Tous s’en souviennent.
Vraiment, tu étais un sacré personnage !
D’ailleurs je pense que c’est en partie grâce à toi que j’ai ce sens de la fête et cet amour charnel pour l’Espagne.
Souviens-toi, l’été de mes  14 ans, pendant les fêtes de Molina : tu m’avais réveillée à 4h du matin pour que nous allions voir les lâchers de taureaux dans l’enceinte du cœur de village, après le bal. 
Ce jour-là, après avoir dégusté le fameux « chocolate con churros », nous étions rentrées, au petit matin, en dansant, bras dessus-bras dessous, derrière les bandas et surtout la banda de música de Cuartell.
Ce fût l’un de mes meilleurs souvenirs d’enfance !

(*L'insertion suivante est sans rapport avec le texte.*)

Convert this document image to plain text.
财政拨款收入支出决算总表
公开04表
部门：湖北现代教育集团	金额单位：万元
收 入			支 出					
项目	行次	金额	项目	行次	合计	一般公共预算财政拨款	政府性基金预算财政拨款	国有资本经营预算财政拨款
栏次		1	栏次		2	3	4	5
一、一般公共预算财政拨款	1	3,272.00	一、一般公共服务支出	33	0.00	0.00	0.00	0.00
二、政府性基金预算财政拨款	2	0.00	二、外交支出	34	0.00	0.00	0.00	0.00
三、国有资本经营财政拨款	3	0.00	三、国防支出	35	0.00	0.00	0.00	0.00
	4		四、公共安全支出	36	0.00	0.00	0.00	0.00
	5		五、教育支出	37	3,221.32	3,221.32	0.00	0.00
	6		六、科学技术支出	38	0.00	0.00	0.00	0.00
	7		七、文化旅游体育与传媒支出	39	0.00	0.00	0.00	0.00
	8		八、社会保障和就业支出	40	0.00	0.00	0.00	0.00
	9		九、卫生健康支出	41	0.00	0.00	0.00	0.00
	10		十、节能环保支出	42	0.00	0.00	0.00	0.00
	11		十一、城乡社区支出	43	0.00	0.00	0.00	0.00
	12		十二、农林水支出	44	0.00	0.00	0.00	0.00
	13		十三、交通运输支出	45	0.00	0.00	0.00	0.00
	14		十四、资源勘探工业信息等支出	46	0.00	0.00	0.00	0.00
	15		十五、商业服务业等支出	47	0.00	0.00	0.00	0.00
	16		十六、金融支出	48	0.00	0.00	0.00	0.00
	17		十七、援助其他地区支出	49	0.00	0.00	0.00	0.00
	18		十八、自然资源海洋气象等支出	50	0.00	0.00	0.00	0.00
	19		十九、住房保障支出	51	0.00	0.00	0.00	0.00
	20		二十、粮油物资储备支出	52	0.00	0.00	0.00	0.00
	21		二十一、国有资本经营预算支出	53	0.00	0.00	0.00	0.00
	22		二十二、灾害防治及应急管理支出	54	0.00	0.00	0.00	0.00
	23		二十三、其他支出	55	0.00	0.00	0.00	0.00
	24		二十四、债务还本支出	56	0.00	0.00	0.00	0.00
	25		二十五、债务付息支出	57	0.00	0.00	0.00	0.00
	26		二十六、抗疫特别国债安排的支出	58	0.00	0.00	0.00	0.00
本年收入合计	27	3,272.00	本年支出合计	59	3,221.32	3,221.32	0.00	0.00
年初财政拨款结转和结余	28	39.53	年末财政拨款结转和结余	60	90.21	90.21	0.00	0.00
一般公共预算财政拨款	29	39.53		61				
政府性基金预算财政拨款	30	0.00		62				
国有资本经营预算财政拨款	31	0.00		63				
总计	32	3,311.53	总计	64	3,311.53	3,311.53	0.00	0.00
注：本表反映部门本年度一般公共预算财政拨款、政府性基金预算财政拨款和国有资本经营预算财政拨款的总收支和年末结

Tu adorais ta famille  et tu te démenais toujours pour que nous soyons heureux et que nous ne manquions de rien. 
Je crois d’ailleurs que c’est pour cette raison que, lorsque tu es tombée malade, tes enfants se sont serré les coudes et ont fait de leur mieux pour que tu puisses, malgré tout, rester chez toi.
Je suis sûre qu’aujourd’hui, tu es très fière du soutien sans faille de ta famille.
Désormais, nous allons continuer le chemin, celui que tu nous as indiqué et nous nous efforcerons d’en transmettre le sens à nos propres enfants : celui de ce précieux témoin que tu as porté pour nous et que tu nous as confié.

Merci, Mamie, pour cette authentique leçon de vie.